I fished the Hocking a bunch while going to school there ('95-'98). Much of the time I was there I didn't have transportation either. Under those conditions I liked to start at the rt 278 bridge and wade downstream from there for smallies. When I did have transportation we usually went up towards Logan for smallies. Small, crawfish immitating crank baits were my favorite. The biggest I caught there came on a #9 floating rapala.


----------



## Duncan Bay (Nov 10, 2011)

Don't understand why it would be hard to tell the difference between a sauger and a saugeye? Just sayin.


----------



## glassbass (Apr 19, 2011)

To be certain, there ARE saugeyes in the hocking river, of which I have caught a few. You are also correct about where they came from. Lake logan was stocked with them and the lake logan spillway empties into the Hocking. The last one I caught was in the rapids right below the falls mill bridge, which is only a short distance from the spillway creek. (It was approx 5 years ago) The big ones in lake logan are getting far and few between, which is good news for the bass fishing as they are super predators to the bass spawn. (on the smallies in the hocking, I've done my best on the bigger ones, (3 to 4.5 lbs) on a 5" tube, black with red flakes, from late september to TOO cold in December.


----------



## Duncan Bay (Nov 10, 2011)

Burr Oak, which the spillway dumps into the Sunday Creek and then on down to the Hocking River, was stocked with Saugeyes years ago. Haven't caught one there in yrs and believe that most have been sucked out through the spillway.


----------



## RiverWader (Apr 1, 2006)

Duncan Bay said:


> Don't understand why it would be hard to tell the difference between a sauger and a saugeye? Just sayin.


Noone said it was hard. As far as Burr Oak, They still catch 1 or 2 a year out of there


----------



## Duncan Bay (Nov 10, 2011)

TheCream said:


> Telling a walleye from a sauger is easy, sauger from saugeye is a little tougher and most folks confuse them.


Well I guess he said "a little tougher". 

1-2 saugeye a year, I bet they look like dinosaurs by now.
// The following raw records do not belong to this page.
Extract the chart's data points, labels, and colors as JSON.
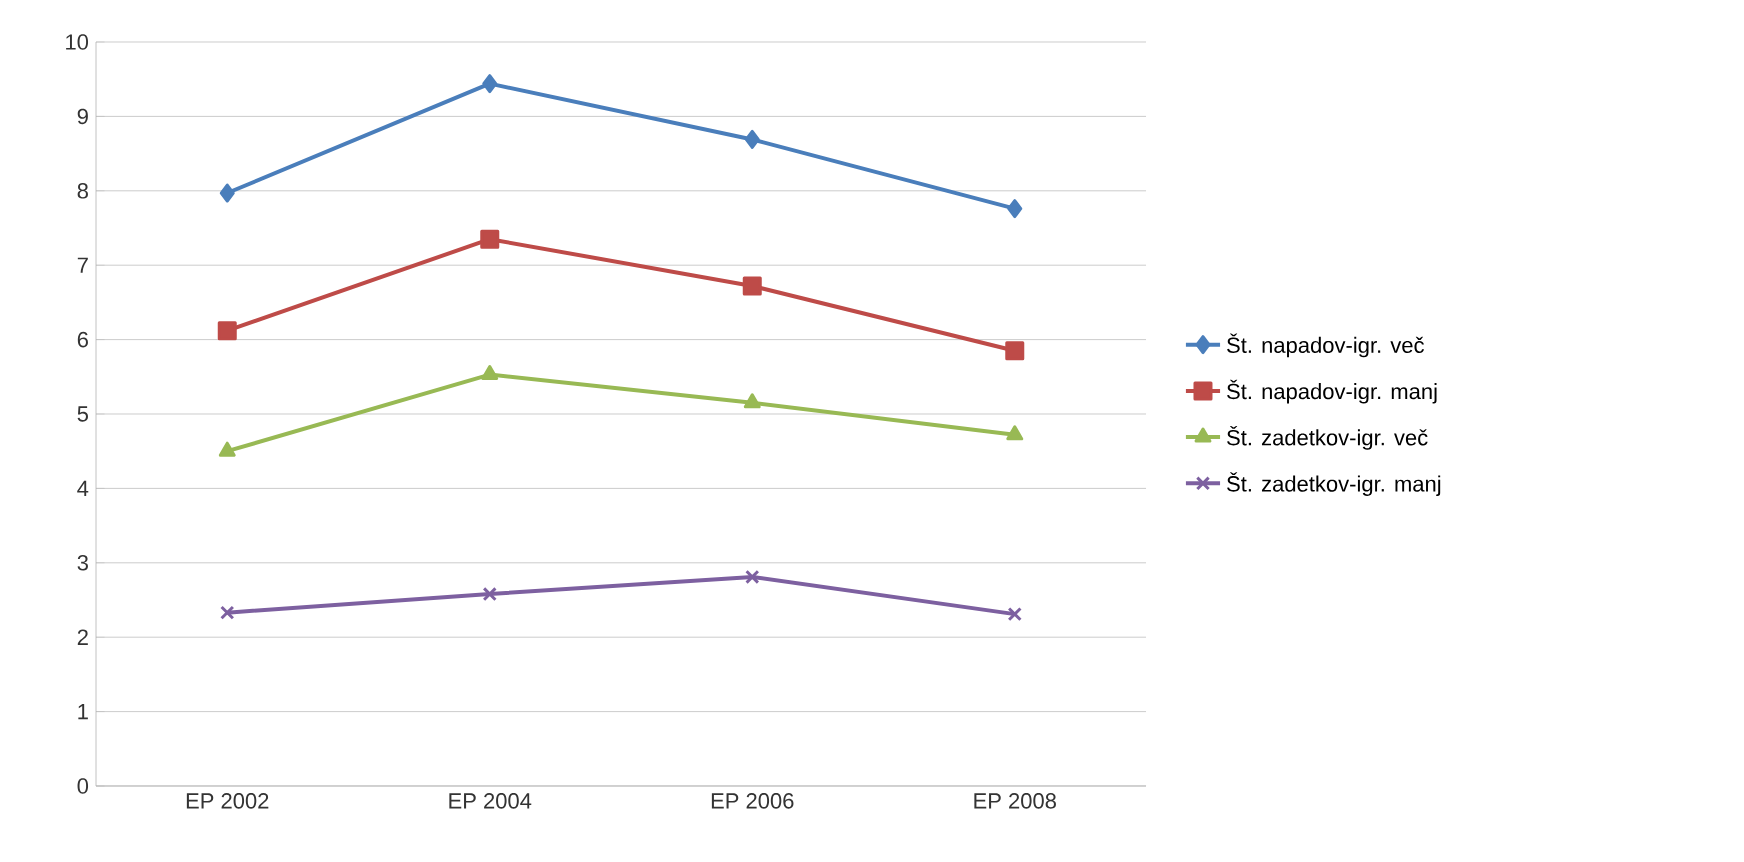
{
  "chart_data": {
    "type": "line",
    "categories": [
      "EP 2002",
      "EP 2004",
      "EP 2006",
      "EP 2008"
    ],
    "ylim": [
      0,
      10
    ],
    "yticks": [
      0,
      1,
      2,
      3,
      4,
      5,
      6,
      7,
      8,
      9,
      10
    ],
    "grid": "y",
    "legend": "right",
    "series": [
      {
        "name": "Št. napadov-igr. več",
        "color": "#4a7ebb",
        "marker": "diamond",
        "values": [
          7.97,
          9.44,
          8.69,
          7.76
        ]
      },
      {
        "name": "Št. napadov-igr. manj",
        "color": "#be4b48",
        "marker": "square",
        "values": [
          6.12,
          7.35,
          6.72,
          5.85
        ]
      },
      {
        "name": "Št. zadetkov-igr. več",
        "color": "#98b954",
        "marker": "triangle",
        "values": [
          4.5,
          5.53,
          5.15,
          4.72
        ]
      },
      {
        "name": "Št. zadetkov-igr. manj",
        "color": "#7d60a0",
        "marker": "cross",
        "values": [
          2.33,
          2.58,
          2.81,
          2.31
        ]
      }
    ]
  }
}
When was the last time odnr stocked burr oak with them?


----------



## RiverWader (Apr 1, 2006)

Sometime around 00-03 I believe, I wish they would start up again , I caught alot of Monsters out of there in 97-99


----------



## TheCream (Mar 19, 2009)

Duncan Bay said:


> Well I guess he said "a little tougher".
> 
> 1-2 saugeye a year, I bet they look like dinosaurs by now. When was the last time odnr stocked burr oak with them?


My apologies, I should have said "a little easier to confuse." I have no issues telling them apart, but people who don't know what to look for clearly confuse them a lot.


----------



## WISH IT WAS YOU (Jul 25, 2006)

the cream thats sounds good to me im not really able to get money for a w.v for a bit anyways and that would give me time to get all my gear together and thanks for the info everyone i went down to the mill thursday and saterday thursday i caught 7 crappies and two smallies all on marabou jigs. went down saterday and caught one walleye around 16inch and thats it. but now that i know where the mill is and everything ill be hitting that area up alot more


----------